An article in CFA Institute highlights a “disappointing” statistic from a Gallup survey: “31% of investors would prefer to sit in gridlock than rebalance their portfolios,” and argues that “systematic rebalancing is one of the few opportunities for a nearly ‘free lunch’ that the markets offer.”

The article notes that year-end 2018 was a good time to rebalance, that the market’s decline “gave investors an opportunity to buy at lower prices, which should lead to higher risk-adjusted returns over time,” adding that corrections of that magnitude (the stock market declined by 13% in the fourth quarter) are “surprisingly common.”

Rush Hour Traffic and Market Corrections 1

But despite the fact that the data shows the benefits of rebalancing, the article says, evidence shows that most investors don’t do it. “They buy assets that recently outperformed and sell those that have disappointed.
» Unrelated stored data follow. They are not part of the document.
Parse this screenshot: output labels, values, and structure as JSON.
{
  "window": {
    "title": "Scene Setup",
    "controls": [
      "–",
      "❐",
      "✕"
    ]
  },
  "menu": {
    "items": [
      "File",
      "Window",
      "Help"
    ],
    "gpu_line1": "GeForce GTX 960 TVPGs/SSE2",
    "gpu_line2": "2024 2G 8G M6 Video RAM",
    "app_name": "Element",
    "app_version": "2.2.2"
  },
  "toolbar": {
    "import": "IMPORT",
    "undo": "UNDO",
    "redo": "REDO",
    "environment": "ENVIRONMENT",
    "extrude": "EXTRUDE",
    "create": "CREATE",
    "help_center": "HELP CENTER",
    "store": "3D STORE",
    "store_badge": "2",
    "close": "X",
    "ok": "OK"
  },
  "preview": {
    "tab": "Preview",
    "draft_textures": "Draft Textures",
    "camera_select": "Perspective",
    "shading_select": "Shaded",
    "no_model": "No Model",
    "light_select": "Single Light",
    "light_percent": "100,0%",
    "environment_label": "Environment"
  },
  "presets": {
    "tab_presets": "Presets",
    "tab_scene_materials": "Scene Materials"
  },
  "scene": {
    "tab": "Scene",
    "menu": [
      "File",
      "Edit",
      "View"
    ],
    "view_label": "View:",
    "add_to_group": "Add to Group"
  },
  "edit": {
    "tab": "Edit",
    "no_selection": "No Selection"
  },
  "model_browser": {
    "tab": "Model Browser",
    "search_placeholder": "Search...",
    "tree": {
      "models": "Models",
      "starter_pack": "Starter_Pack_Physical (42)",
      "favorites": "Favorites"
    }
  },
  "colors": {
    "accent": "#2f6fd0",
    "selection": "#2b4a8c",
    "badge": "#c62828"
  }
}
This reactive behavior costs them dearly.”

The article cites concepts outlined by Nobel laureate Daniel Kahneman in his book Thinking, Fast and Slow regarding the human decision-making process and “why investors might make choices that are harmful to their portfolios.”

“So, while 2018 was indeed a difficult year for investors all around,” the article concludes, “it also reaffirmed certain conventional principles of good investing: Have an asset allocation policy that doesn’t keep you up at night, rebalance back to the target asset allocation after market declines, and be on the lookout for opportunities to harvest tax losses.”